Although most parts of Europe are open to American tourists in the summer and provide them with the opportunity to realize their dream of eating ice cream in Italy or visit the Paris Art Museum, the end of the season brings new restrictions and the beginning of the door to the European continent.
In early September, due to the increasing number of Covid19 cases in various states, the European Union recommended that American tourists not be allowed to travel to its member states. The news prompted European countries to update travel restrictions on Americans, while some American travelers were completely barred from entering the country.
Unsurprisingly, these changes have caused widespread confusion, especially for those planning to travel to Europe in the coming months. The following are more stringent regulations and what they mean for American travelers.

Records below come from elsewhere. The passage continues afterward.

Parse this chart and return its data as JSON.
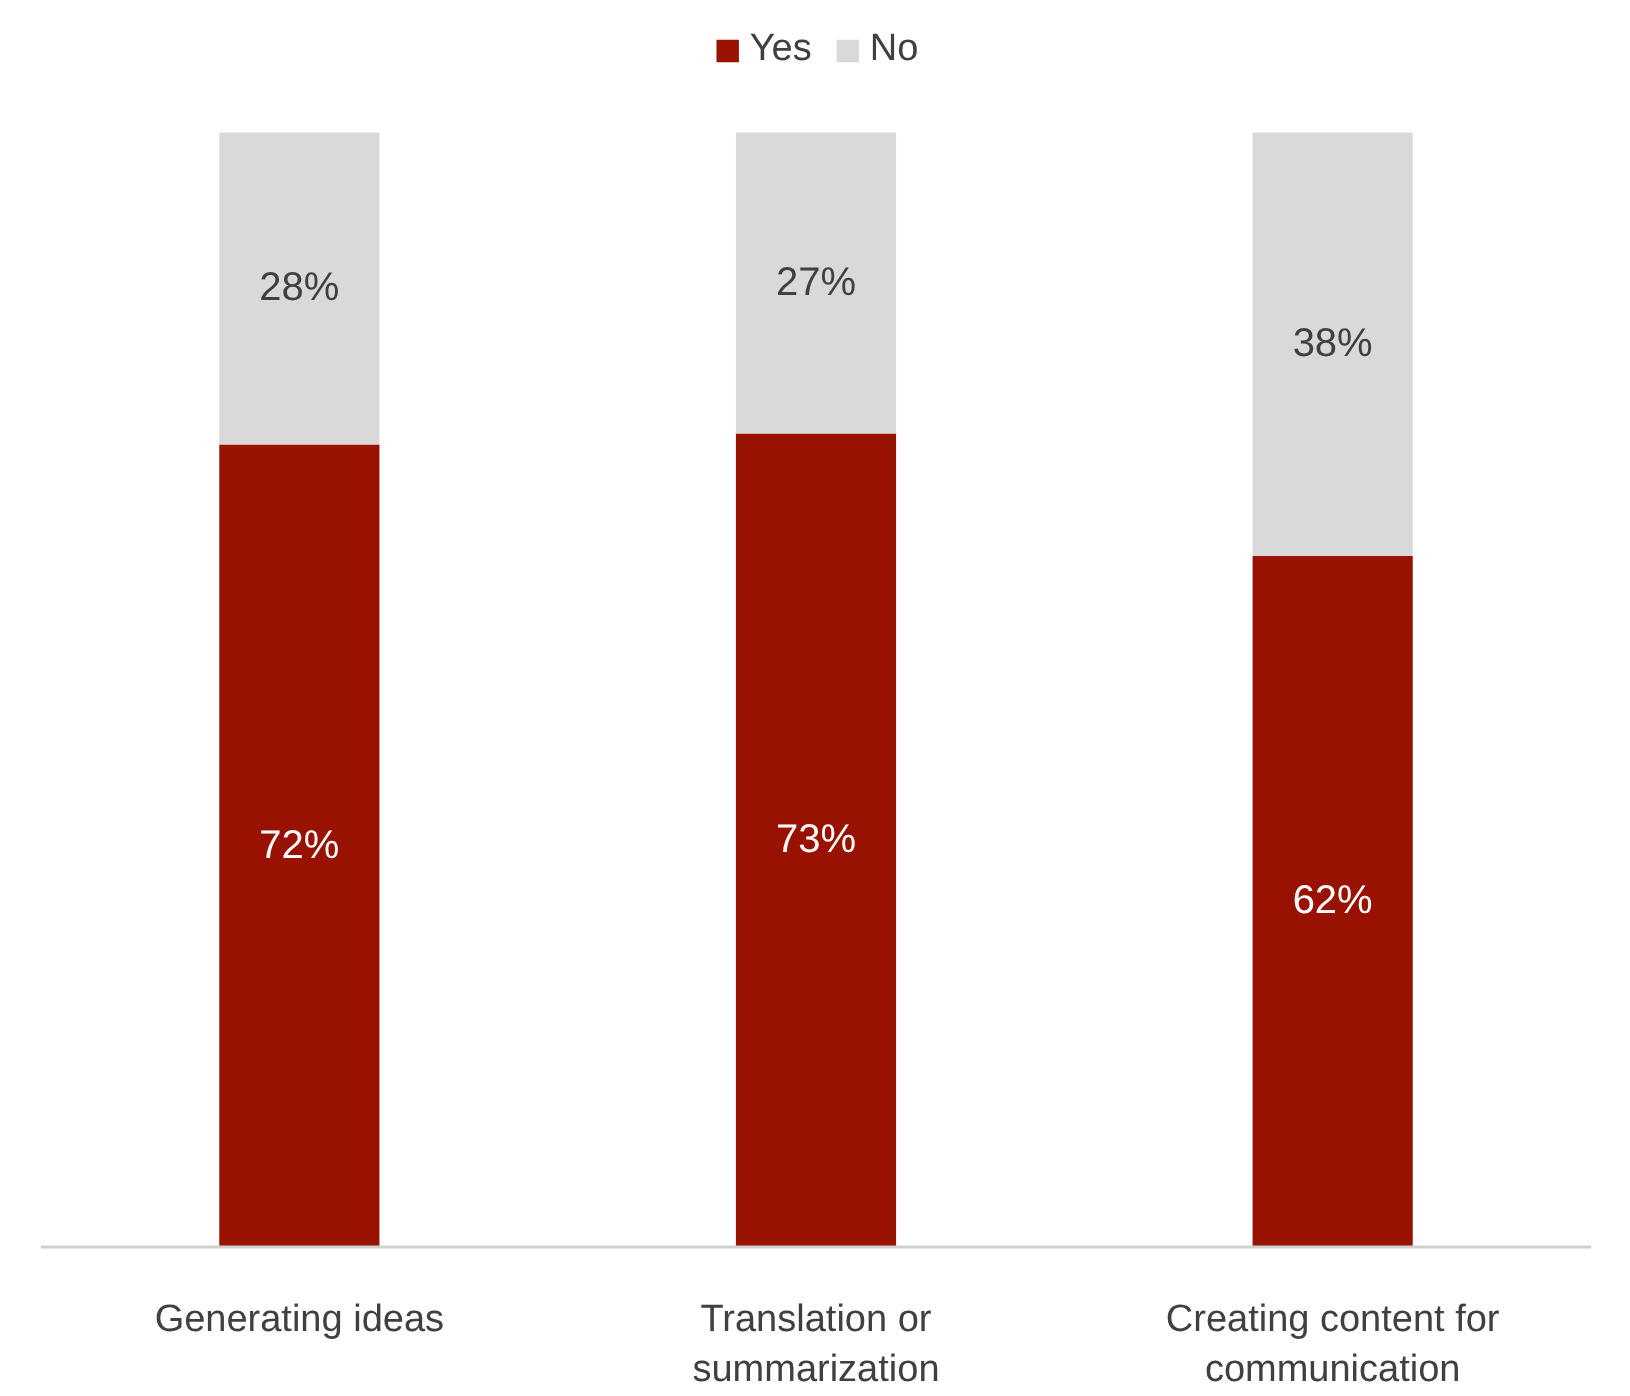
{
  "chart_data": {
    "type": "bar",
    "stacked": true,
    "categories": [
      "Generating ideas",
      "Translation or summarization",
      "Creating content for communication"
    ],
    "series": [
      {
        "name": "Yes",
        "color": "#991100",
        "values": [
          72,
          73,
          62
        ],
        "value_labels": [
          "72%",
          "73%",
          "62%"
        ]
      },
      {
        "name": "No",
        "color": "#d9d9d9",
        "values": [
          28,
          27,
          38
        ],
        "value_labels": [
          "28%",
          "27%",
          "38%"
        ]
      }
    ],
    "legend": "top",
    "grid": false,
    "tick_labels": "x"
  }
}
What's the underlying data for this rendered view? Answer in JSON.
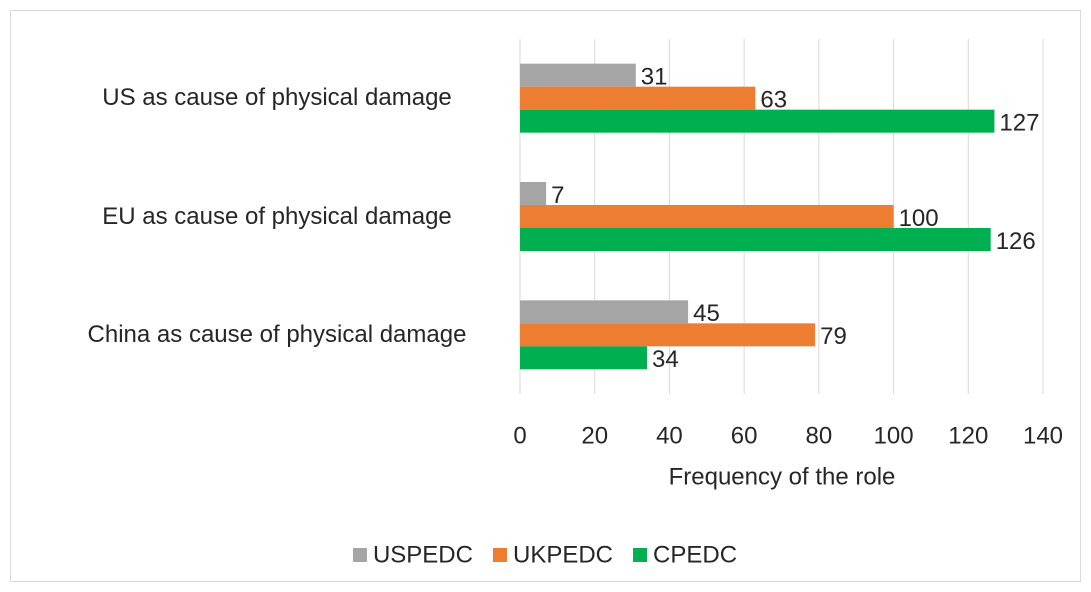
{
  "chart_data": {
    "type": "barh",
    "categories": [
      "US as cause of physical damage",
      "EU as cause of physical damage",
      "China as cause of physical damage"
    ],
    "series": [
      {
        "name": "USPEDC",
        "color": "#a5a5a5",
        "values": [
          31,
          7,
          45
        ]
      },
      {
        "name": "UKPEDC",
        "color": "#ed7d31",
        "values": [
          63,
          100,
          79
        ]
      },
      {
        "name": "CPEDC",
        "color": "#00b050",
        "values": [
          127,
          126,
          34
        ]
      }
    ],
    "xlabel": "Frequency of the role",
    "xlim": [
      0,
      140
    ],
    "xticks": [
      0,
      20,
      40,
      60,
      80,
      100,
      120,
      140
    ],
    "grid": true,
    "legend": "bottom"
  }
}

Can Americans still travel to Europe?
If you can. Only a small number of countries has limited all non-essential arrivals of the United States so far. Given that the EU’s opinion was released, Bulgaria, Norway and Sweden are the only ones to limit all accesses.
However, although at least one destination, Greece, has excluded that impose new curbs in travel in the near future, it is safe to say that Americans, especially those that are not vaccinated is likely to address more restrictions on days and weeks for come.
What are the new EU rules?
The European Union has abandoned the United States from its secure list and has advised its Member States to reconsider that allows us to travelers to enter an essential reason.
However, his advice is invited. There is no pressure for countries to adopt this measure and are free to ignore it if they wish.
This means that there is no general rule covering the continent. Instead, every destination country is free to adopt or ignore advice in accordance with their preferences.
Given how the valuable visitors of the United States are the tourist economies of Europe, it is likely that any decision to limit their arrival will be taken with considerable reluctance.